Testing Custom puppet facts

Hey everyone!

I've been a bit distracted for a while, but just wanted to post this tidbit here..

I recently stumbled across this post on testing Custom Facter facts  over at the blog unethicalblogger.com, written by the creator of the Jenkins module for puppetR. Tyler Croy.  

It highlights a solution to one of the problems that I faced when I started learning how to test my puppet code.  For unit tests of functions and and manifests/catalogs, rspec-puppet and the puppetlabs_spec_helper gem are great places to start testing your code (along with some great examples from rnelson0.com). 

There are still some holes in your unit testing strategy (ignoring beaker for integration testing for now).  Custom Types/Providers and custom Facter facts!  The link above addresses the custom factor facts.  
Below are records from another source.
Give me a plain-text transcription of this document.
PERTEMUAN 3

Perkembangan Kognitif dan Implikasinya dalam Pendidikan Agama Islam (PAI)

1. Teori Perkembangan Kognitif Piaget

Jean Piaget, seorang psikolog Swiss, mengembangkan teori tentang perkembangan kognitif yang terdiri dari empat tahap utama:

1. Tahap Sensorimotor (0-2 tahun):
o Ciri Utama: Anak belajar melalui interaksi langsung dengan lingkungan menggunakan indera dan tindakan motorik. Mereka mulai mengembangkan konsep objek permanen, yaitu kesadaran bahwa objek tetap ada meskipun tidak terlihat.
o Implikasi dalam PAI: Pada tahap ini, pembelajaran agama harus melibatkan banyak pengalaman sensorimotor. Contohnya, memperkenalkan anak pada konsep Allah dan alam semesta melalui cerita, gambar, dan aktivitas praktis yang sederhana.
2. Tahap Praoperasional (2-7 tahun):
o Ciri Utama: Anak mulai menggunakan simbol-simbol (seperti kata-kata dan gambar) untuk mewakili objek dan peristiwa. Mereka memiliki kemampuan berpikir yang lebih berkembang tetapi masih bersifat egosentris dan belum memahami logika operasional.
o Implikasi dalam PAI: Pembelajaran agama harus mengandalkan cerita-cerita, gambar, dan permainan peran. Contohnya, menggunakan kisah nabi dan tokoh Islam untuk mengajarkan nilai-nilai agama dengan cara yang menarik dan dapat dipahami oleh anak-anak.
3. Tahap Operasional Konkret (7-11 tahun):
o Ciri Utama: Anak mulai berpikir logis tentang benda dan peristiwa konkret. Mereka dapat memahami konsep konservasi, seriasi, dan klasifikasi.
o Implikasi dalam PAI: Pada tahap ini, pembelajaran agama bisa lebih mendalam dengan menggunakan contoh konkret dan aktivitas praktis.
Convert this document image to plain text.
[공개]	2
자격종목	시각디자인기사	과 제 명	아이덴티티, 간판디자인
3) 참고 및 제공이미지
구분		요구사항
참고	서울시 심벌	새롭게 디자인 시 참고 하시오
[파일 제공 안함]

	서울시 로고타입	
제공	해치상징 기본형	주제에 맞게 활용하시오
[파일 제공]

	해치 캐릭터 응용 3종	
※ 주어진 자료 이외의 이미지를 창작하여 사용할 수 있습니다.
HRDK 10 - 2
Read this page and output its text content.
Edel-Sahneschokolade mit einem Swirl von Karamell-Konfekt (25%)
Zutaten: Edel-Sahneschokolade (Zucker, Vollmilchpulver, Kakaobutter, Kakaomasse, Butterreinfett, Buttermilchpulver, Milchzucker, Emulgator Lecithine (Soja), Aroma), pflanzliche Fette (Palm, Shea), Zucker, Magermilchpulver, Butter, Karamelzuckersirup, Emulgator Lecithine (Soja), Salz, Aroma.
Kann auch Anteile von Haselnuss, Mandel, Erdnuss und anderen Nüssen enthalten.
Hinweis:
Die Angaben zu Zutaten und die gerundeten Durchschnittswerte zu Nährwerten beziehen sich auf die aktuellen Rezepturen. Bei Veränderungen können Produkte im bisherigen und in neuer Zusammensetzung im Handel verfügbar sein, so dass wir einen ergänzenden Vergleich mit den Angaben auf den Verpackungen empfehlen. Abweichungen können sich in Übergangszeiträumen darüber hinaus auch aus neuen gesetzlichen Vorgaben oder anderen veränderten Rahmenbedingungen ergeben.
Only having dabbled in ruby (mostly to aid my understanding of puppet), I haven't been fully versed on the full power of rspec. So it's good to seen an example where they take a more rubyish approach to the layout of their code to aid in testability.  It may not seem that important for your own small module that only you use, but if you start to have facts which are full of moderately complicated logic, you have multiple people on your team editing your modules, and you want to prevent regressions, it seems like the way to go.  

I won't rewrite the article here, but basically they take the 'script' feeling of a traditional Facter fact, which is hard to test, and they refactor it into a proper collection of ruby modules/classes, add in tests for all of the parts of the module, break up behavior into separate easily testable methods.  To plug the 'ruby' code into facter, they have an '#install' method which just calls the module's main entry point, and returns it's values to Facter.add().

Happy trails everyone, and I hope that some of this information can help guide you to having some solid tests on your puppet module's facter facts!